11

This is a simple programming question, coming from my lack of knowledge of how PHP handles array copying and unsetting during a foreach loop. It's like this, I have an array that comes to me from an outside source formatted in a way I want to change. A simple example would be:

$myData = array('Key1' => array('value1', 'value2'));

But what I want would be something like:

$myData = array([0] => array('MyKey' => array('Key1' => array('value1', 'value2'))));

So I take the first $myData and format it like the second $myData. I'm totally fine with my formatting algorithm. My question lies in finding a way to conserve memory since these arrays might get a little unwieldy. So, during my foreach loop I copy the current array value(s) into the new format, then I unset the value I'm working with from the original array. E.g.:

$formattedData = array();
foreach ($myData as $key => $val) {
    // do some formatting here, copy to $reformattedVal

    $formattedData[] = $reformattedVal;

    unset($myData[$key]);
}

Is the call to unset() a good idea here? I.e., does it conserve memory since I have copied the data and no longer need the original value? Or, does PHP automatically garbage collect the data since I don't reference it in any subsequent code?

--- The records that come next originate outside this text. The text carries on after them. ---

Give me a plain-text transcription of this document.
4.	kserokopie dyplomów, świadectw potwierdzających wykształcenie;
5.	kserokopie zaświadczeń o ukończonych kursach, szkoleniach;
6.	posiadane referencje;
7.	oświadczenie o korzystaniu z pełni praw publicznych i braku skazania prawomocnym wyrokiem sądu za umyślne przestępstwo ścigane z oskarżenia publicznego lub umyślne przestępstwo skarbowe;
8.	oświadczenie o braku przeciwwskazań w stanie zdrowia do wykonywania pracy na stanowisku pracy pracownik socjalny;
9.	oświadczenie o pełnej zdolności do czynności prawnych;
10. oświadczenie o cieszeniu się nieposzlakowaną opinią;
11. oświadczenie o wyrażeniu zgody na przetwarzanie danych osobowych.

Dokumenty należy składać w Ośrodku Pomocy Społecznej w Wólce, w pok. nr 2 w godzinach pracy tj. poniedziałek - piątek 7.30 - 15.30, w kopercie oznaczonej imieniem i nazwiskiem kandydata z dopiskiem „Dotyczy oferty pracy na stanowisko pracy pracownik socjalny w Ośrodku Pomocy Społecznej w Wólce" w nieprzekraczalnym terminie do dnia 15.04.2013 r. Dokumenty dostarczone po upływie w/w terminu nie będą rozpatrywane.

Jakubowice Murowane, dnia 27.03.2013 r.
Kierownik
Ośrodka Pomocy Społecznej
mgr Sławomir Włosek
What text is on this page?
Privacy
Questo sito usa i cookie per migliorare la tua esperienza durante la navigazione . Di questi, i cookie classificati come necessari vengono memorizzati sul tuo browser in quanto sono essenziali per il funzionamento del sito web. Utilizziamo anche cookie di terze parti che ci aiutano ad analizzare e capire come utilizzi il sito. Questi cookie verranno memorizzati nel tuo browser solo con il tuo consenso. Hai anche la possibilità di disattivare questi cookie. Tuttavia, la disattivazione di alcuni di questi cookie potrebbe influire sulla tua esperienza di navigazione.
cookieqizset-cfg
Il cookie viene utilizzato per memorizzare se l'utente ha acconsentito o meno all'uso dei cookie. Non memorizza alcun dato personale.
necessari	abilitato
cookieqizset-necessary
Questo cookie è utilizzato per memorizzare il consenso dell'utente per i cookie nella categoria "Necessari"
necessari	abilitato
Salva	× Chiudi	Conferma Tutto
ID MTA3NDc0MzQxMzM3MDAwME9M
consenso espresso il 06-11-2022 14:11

The code runs fine, and so far my datasets have been too negligible in size to test for performance differences. I just don't know if I'm setting myself up for some weird bugs or CPU hits later on.

Thanks for any insights.
-sR

Andy Lester
  • 91,102
  • 13
  • 100
  • 152
Soulriser
  • 419
  • 8
  • 16
  • Unless your data strucutes are absolutly huge (a large fraction of your RAM) then you are worrying about nothing. If php runs out a menory it will tell you, and you can increase it in php.ini. – Ian Jan 12 '11 at 21:24
  • 4
    It's a *silly idea*. You have just introduced a side-effect that might be forgotten later for some *micro-optimization* :-/ And no, PHP (nor any other standard GC language I know of) is be able to make the data *contained* in a data-structure available for reclamation while a reference to the *container* exists (this excludes notions like soft/weak references). The `unset` can/will cause the PHP GC to kick in, but the actual performance gained -- if any -- due to released memory pressure is not trivial to generalize. If this *becomes* a problem, *then* address it. –  Jan 12 '11 at 21:27
  • what is the size of this array? – Your Common Sense Jan 12 '11 at 21:38
  • 1
    Thanks for the responses. I was wondering if I was micro-optimizing for no good reason, so I appreciate being called out on silliness. – Soulriser Jan 12 '11 at 21:40

5 Answers5

5

I was running out of memory while processing lines of a text (xml) file within a loop. For anyone with a similar situation, this worked for me:

while($data = array_pop($xml_data)){
     //process $data
}
Amos
  • 161
  • 1
  • 8
4

Use a reference to the variable in the foreach loop using the & operator. This avoids making a copy of the array in memory for foreach to iterate over.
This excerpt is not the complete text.